Entre os generais, há quem lembre que, em um país dividido, o discurso dos radicais da ultra direita, que dizem representar “o povo”, lembra o de grupos que resolveram pegar em armas contra o regime militar, nos anos 1960. A ultra esquerda também acreditava representar “o povo”. O problema é que ontem – como hoje – ninguém se perguntava se o povo queria a radicalização que exclui da cidadania os que pensam diferente de quem defende o golpe ou a revolução.
NÃO HÁ DITADURA – Em uma República, o Exército não pode ser o braço armado de um partido político contra outro. O País permanece dividido. E, nesse contexto, os militares acreditam que é preciso diferenciar os que se deixaram levar pelo discurso da ultra direita e os aproveitadores do momento. Há excessos na atuação do STF, mas o Brasil não vive uma ditadura. E, como prova, fazem uma pergunta: que ditadura seria essa que permite a 40 mil pessoas irem à Paulista para se manifestar contra uma decisão de Moraes?
Os generais deixam claro o apoio à gestão do ministro da Defesa, José Múcio. Trata-se de uma das poucas unanimidades em relação à atual gestão. Aqui é preciso dizer: a rejeição ao golpismo não significa que a Força tenha se convertido ao petismo. Muito pelo contrário. O coração da grande maioria da oficialidade ainda bate no lado direito do peito.
Mas os generais dizem que as simpatias políticas não devem se sobrepor à legalidade. Quem defende a ordem não pode criar desordem.
CONTRA OS RADICAIS – Na quinta-feira, duas solenidades reuniram a cúpula militar em Brasília com discursos fortes contra os radicais: a promoção dos oficiais generais e a posse do novo chefe do Estado-Maior do Exército (EME), general Francisco Humberto Montenegro Júnior, substituindo o general Richard Nunes. A primeira contou com a presença de Múcio e do governador Tarcísio de Freitas, cujos colegas da turma de 1996 da Academia Militar das Agulhas Negras (Aman) chegaram ao generalato – 16 deles foram promovidos a brigada.
Tarcísio se negou a dar entrevista na solenidade. Disse a um general que ali não era lugar para se fazer política, em evidente contraste ao comportamento de outro capitão, o ex-presidente, que discursava em frente ao QG e aproveitava as solenidades na caserna para fazer comícios aos oficiais do “meu Exército”.

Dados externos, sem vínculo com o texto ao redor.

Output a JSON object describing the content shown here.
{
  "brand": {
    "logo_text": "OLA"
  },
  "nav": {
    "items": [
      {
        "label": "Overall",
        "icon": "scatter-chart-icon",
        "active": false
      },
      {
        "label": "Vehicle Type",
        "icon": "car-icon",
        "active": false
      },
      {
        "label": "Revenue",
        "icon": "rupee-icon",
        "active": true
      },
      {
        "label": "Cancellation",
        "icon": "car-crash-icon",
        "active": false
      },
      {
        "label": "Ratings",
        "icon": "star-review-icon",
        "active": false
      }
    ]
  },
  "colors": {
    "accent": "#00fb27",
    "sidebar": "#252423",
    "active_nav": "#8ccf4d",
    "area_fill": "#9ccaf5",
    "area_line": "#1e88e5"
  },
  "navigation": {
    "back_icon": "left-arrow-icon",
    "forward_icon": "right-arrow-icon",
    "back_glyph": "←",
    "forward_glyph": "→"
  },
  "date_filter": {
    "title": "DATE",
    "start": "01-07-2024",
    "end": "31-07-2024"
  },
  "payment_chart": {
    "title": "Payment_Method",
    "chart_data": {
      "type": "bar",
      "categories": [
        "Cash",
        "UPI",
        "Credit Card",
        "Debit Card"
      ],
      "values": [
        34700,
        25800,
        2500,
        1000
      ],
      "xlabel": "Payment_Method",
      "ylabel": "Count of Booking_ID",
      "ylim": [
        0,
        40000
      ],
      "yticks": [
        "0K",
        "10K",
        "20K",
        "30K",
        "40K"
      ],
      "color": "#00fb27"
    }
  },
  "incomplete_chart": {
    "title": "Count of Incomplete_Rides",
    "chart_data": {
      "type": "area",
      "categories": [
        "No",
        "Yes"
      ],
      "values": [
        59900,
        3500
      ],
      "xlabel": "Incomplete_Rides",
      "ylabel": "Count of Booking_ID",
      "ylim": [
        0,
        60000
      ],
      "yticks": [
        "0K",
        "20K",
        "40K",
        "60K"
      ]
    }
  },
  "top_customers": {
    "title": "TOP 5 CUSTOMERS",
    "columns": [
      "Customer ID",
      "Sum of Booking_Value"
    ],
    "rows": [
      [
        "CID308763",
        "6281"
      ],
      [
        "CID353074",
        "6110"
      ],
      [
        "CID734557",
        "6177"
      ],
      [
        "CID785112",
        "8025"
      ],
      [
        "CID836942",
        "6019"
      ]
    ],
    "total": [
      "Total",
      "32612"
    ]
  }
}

Na solenidade, o general Richard disse aos generais recém-promovidos que preservar e fortalecer o Exército “requer acurado entendimento do ambiente informacional e plena aplicação dos preceitos da comunicação estratégica, com estrita observância dos princípios e valores éticos e morais cultuados por nossa instituição”. Em seguida, ele enfatizou que a instituição deve se manter distante da crise:
DISSE O GENERAL – “Nestes tempos marcados pela precipitação, pela superficialidade, pelo imediatismo e pela conturbação, esse comportamento é mais do que nunca imprescindível para o enfrentamento das frequentes campanhas de desinformação percebidas em guerras de narrativas cada vez mais polarizadas.” E concluiu: “É preciso que instruam e orientem seus subordinados para o desafio de assegurar o caráter perene de uma instituição calcada no respeito à hierarquia e à disciplina.”
Entre os promovidos a general de divisão estava Marcelo Zucco, cujo irmão, o deputado federal Luciano Zucco (PL-RS) foi um dos líderes da baderna no Congresso promovida pelo bolsonarismo após a decretação da prisão de seu líder – Luciano é um dos 14 parlamentares da direita que podem ser punidos em razão do episódio.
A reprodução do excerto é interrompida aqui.